Not much really. But feel free to ask questions, give advice, and/or reuse.

@amiloradovsky glad to see other folks using sourcehut \o/ out of curiosity, do you also have some trouble with low ssh performance?

@lthms I'm basically using it for the first time… The project was uploaded reasonably fast. But sure SourceHut may have less resources than say GitLab.com.

@amiloradovsky in some case, a straightforward git push may take up to 25s :/ i don’t think this is related to resource constrain in this case (there is an unanswered issue about that)

Anyway sourcehut remains a very cool projet nonetheless!

@lthms Hmm… I haven't noticed that big delays so far.

Just added .build.yml for the CI, and been informed right in the Git output that build started, with the link to the job.
Can't this be somehow related to the delays in your case? Something in dispatch maybe? IDK, I'm still learning.

@amiloradovsky At least I was able to understand parts of the DeMorgan file...

@byllgrim Well, it's actually not used anywhere now… it's there for historic reasons, and it's got there for the sake of checking what still holds after a changes…

@amiloradovsky
"Let is_identity_map {X: Type} (f: X -> X) := forall x: X, f x = x."

Do I read this as:
Now I define is_identity_map to be (btw X denotes some kinda type) a function taking an X and yielding an X, and this function shall be so that any particular X (let's call it x) stuffed into its eating hole will be shat out untouched?

@byllgrim Yes, it's a condition on endo-function.
And identity map is the map which doesn't do anything to the argument, but just passes it as-is.

@byllgrim There is, by the way, some funny difference between identity and reflexivity, often confusing:
- identity is a map, from a type to itself (type is a parameter)
- reflexivity is a relation, on a pair of a type and it again

@amiloradovsky
I'm glad you shared the stuff. Finally I got an opening into #coq. Just let me know (or stop replying?) if you find my questions tedious.
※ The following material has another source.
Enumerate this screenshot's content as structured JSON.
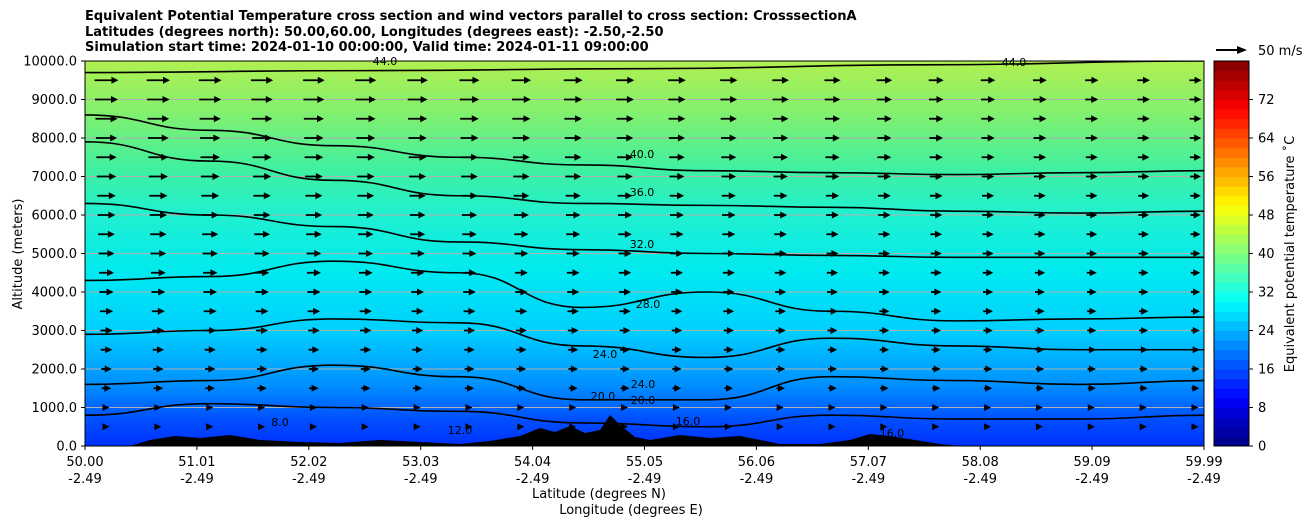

Let swap {X Y Z: Type} (f: X -> Y -> Z) := fun x y => f y x.

Is this:
Defining swap (btw, here be types) as a function from types to types, if x y are functions you can input them to this function?

"X -> Y -> Z" why isn't this something like "X,Y -> Z"?

@byllgrim No, I'm glad to answer any questions about topics I'm passionate about.

This "swap" works on values of types X and Y respectively, not functions: takes a function from X and Y (in that order) and returns another, from Y and X (in that order).
There is a pair type X * Y, but it isn't as basic as just currying, and thus rarely used in practice.